My problem with lectures is that it is a one-way track. As an attendee of the conference, I could only listen to people speak and try to soak in as much of it as I could. I am an interactive learner. As a result, what I found the most valuable was the opportunity to talk and discuss with other attendees, especially other students. On most nights a group of students would go out to dinner or a bar and have discussions about the day’s events and topics. It was here where I felt I learned the most.
One of the questions that I kept thinking about during the conference was, how, as a 20-year old college student, could I contribute to a more sustainable and degrowth-oriented world? Talking with other students was actually very empowering in this respect. One person I met, a student at Concordia University, has already started his own NGO that facilitates a network of permaculture businesses in Quebec. Speaking with young people who are active and innovative is empowering, and it shows that perseverance can accomplish a lot. In the same respect, during our time in Montreal there were student protests against hikes in tuition. On one night there was a protest with over 50,000 people in the streets. While the cause was different, seeing young people take to the streets and come together in protest had a similar empowering influence on me. The final event of the conference was actually a street protest against industrial expansion in pristine areas of northern Quebec.
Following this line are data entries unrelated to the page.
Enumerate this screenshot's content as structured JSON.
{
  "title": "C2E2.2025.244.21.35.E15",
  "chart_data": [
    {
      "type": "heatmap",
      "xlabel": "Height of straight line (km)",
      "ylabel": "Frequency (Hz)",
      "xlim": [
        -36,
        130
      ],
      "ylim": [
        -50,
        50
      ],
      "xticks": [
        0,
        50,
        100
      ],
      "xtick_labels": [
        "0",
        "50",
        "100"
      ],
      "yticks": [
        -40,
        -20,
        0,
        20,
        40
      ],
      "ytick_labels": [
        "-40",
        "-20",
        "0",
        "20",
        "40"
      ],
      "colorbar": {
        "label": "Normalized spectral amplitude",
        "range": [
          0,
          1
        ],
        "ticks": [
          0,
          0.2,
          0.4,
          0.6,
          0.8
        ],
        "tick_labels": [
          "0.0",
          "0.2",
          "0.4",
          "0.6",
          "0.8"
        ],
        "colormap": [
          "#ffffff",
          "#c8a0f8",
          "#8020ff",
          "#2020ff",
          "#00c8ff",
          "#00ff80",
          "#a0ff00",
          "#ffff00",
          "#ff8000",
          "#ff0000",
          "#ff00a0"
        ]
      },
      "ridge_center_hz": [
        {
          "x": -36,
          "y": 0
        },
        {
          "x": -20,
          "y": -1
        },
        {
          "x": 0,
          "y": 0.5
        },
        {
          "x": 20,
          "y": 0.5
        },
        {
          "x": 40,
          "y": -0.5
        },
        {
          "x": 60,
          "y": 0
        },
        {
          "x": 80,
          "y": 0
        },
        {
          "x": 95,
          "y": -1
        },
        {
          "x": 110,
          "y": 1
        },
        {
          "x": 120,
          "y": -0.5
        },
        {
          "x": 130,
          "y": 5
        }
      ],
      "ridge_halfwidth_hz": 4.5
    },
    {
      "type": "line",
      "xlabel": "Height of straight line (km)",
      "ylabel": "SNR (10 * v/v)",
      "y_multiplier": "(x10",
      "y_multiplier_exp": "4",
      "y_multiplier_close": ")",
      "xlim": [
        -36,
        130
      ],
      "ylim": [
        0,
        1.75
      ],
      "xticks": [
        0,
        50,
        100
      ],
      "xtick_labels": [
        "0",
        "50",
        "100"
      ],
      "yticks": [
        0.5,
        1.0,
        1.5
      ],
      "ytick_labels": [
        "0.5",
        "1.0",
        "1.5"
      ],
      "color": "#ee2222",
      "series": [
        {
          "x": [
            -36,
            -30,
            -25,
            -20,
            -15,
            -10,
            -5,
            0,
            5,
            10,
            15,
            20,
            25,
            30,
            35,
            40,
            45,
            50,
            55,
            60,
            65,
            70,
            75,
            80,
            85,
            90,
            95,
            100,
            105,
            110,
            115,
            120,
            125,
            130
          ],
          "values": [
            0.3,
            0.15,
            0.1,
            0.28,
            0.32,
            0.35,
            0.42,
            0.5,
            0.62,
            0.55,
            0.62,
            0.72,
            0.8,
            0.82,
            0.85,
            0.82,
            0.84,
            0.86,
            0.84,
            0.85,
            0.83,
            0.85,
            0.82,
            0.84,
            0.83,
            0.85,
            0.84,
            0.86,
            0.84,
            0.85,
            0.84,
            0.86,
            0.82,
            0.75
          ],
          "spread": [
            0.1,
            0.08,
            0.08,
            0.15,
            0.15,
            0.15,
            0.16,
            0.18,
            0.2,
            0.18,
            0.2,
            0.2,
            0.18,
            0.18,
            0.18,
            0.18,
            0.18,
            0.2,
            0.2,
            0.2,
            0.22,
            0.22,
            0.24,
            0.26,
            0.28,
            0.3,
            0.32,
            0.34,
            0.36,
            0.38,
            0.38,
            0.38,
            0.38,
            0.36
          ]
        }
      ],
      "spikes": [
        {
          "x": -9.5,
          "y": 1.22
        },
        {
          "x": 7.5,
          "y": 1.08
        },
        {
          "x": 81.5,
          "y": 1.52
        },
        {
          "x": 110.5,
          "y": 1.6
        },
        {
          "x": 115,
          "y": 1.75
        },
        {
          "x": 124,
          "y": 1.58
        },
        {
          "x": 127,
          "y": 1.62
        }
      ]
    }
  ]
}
Overall, I came away from the conference with the inspiration to do two things. First, I want to live a low-impact lifestyle. This means limiting my consumption, limiting the amount of things I own, when I need to, buying sustainably-sourced things, riding a bike, and eating sustainably-produced food. And second, I can try to be as involved as possible in grassroots environmental movements. I believe wholeheartedly that these seemingly small actions can make a difference on a larger scale, and I am glad that this conference reinforced these values.
I want to thank the CER, as well as the CPGC for giving me the opportunity to attend this conference. I feel lucky that these opportunities for personal and intellectual growth are readily available to Haverford students.